Cancer Center of Peking University Third Hospital, Beijing, China; Center of Basic Medical Research, Institute of Medical Innovation and Research, Peking University Third Hospital, Beijing, China.
Center of Basic Medical Research, Institute of Medical Innovation and Research, Peking University Third Hospital, Beijing, China.
EBioMedicine. 2024 Feb;100:104972. doi: 10.1016/j.ebiom.2024.104972. Epub 2024 Jan 19.
The importance of EZH2 as a key methyltransferase has been well documented theoretically. Practically, the first EZH2 inhibitor Tazemetostat (EPZ6438), was approved by FDA in 2020 and is used in clinic. However, for most solid tumors it is not as effective as desired and the scope of clinical indications is limited, suggesting that targeting its enzymatic activity may not be sufficient.

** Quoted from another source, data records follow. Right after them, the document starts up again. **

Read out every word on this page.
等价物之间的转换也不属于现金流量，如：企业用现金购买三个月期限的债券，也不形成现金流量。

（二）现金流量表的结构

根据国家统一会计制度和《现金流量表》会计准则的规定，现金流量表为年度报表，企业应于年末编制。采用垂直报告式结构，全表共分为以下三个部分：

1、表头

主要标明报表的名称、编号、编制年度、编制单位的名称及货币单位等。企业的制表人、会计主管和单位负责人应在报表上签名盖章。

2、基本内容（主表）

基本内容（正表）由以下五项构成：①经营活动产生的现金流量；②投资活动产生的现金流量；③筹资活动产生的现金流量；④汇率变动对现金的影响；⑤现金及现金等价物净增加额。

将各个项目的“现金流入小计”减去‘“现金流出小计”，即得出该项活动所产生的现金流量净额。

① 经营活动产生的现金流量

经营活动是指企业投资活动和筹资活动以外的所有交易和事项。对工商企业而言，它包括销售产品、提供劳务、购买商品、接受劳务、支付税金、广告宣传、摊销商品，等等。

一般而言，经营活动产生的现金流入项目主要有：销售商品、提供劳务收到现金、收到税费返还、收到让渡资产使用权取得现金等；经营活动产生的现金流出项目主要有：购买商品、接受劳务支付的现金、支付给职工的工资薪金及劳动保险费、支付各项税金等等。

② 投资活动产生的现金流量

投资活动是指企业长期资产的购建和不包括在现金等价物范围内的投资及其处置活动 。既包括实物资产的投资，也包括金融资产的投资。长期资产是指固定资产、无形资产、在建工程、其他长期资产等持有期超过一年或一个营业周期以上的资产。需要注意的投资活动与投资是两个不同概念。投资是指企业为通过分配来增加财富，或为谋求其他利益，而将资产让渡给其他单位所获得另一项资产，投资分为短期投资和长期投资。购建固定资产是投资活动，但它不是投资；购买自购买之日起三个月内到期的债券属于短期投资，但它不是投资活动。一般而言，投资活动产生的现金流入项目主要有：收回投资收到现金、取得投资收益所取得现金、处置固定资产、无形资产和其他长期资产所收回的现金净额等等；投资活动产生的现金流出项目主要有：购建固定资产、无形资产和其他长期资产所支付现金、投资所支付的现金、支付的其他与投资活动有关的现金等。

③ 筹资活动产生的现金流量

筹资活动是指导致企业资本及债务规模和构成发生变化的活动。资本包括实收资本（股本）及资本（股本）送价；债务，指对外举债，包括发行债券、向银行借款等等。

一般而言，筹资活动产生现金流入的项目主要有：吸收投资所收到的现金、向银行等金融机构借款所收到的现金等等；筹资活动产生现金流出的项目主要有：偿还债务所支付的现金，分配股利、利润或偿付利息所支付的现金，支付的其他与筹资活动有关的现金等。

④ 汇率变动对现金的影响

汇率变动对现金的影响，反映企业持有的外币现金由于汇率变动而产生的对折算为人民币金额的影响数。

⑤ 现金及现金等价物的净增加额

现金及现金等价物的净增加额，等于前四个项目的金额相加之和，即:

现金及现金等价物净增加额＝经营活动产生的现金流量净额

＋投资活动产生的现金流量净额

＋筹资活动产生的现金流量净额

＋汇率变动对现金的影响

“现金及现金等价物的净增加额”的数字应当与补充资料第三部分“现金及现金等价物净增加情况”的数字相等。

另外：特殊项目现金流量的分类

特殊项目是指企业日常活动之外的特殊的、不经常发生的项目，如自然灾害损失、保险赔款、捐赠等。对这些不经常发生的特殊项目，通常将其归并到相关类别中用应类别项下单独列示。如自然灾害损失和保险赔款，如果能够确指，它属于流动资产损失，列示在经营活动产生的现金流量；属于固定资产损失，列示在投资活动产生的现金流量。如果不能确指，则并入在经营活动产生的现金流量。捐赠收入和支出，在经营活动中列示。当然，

Recent technologies focusing on the degradation of EZH2 protein have drawn attention due to their potential robust effects. This review focuses on the molecular mechanisms that regulate EZH2 protein stability via post-translational modifications (PTMs), mainly including ubiquitination, phosphorylation, and acetylation. In addition, we discuss recent advancements of multiple proteolysis targeting chimeras (PROTACs) strategies and the latest degraders that can downregulate EZH2 protein. We aim to highlight future directions to expand the application of novel EZH2 inhibitors by targeting both EZH2 enzymatic activity and protein stability.

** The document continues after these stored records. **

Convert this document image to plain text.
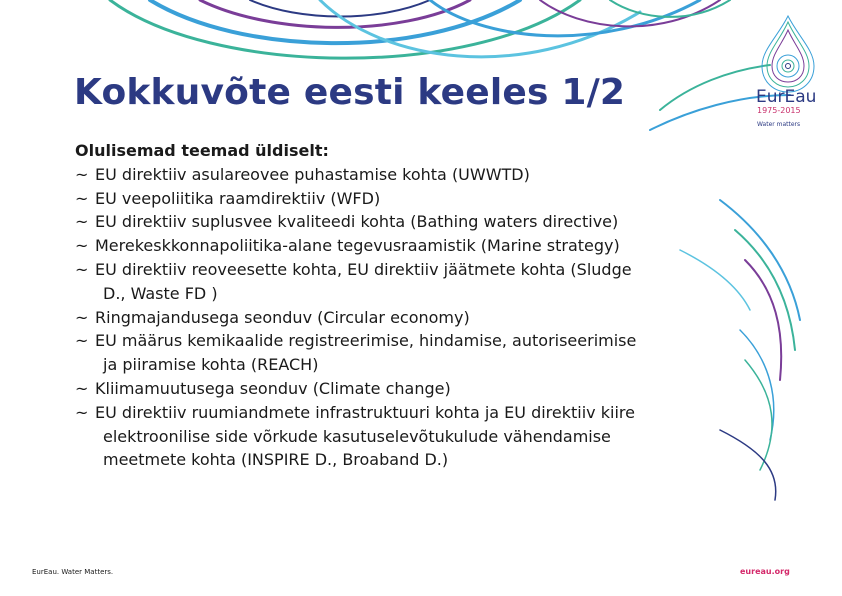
EurEau
1975-2015
Water matters
Kokkuvõte eesti keeles 1/2
Olulisemad teemad üldiselt:
~ EU direktiiv asulareovee puhastamise kohta (UWWTD)
~ EU veepoliitika raamdirektiiv (WFD)
~ EU direktiiv suplusvee kvaliteedi kohta (Bathing waters directive)
~ Merekeskkonnapoliitika-alane tegevusraamistik (Marine strategy)
~ EU direktiiv reoveesette kohta, EU direktiiv jäätmete kohta (Sludge
D., Waste FD )
~ Ringmajandusega seonduv (Circular economy)
~ EU määrus kemikaalide registreerimise, hindamise, autoriseerimise
ja piiramise kohta (REACH)
~ Kliimamuutusega seonduv (Climate change)
~ EU direktiiv ruumiandmete infrastruktuuri kohta ja EU direktiiv kiire
elektroonilise side võrkude kasutuselevõtukulude vähendamise
meetmete kohta (INSPIRE D., Broaband D.)
EurEau. Water Matters.	eureau.org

EZH2 作为一种关键的甲基转移酶的重要性在理论上已有充分的文献记载。实际上,第一种 EZH2 抑制剂 Tazemetostat(EPZ6438)已于 2020 年获得 FDA 批准,并在临床上使用。然而,对于大多数实体瘤来说,其效果并不如预期的那样好,临床适应证的范围有限,这表明仅针对其酶活性可能还不够。由于其潜在的强大效果,最近专注于 EZH2 蛋白降解的技术引起了人们的关注。本文重点介绍了通过翻译后修饰(PTMs)调节 EZH2 蛋白稳定性的分子机制,主要包括泛素化、磷酸化和乙酰化。此外,我们还讨论了多种蛋白水解靶向嵌合体(PROTAC)策略和最新的降解剂的最新进展,这些降解剂可以下调 EZH2 蛋白。我们旨在强调通过靶向 EZH2 酶活性和蛋白稳定性来扩大新型 EZH2 抑制剂应用的未来方向。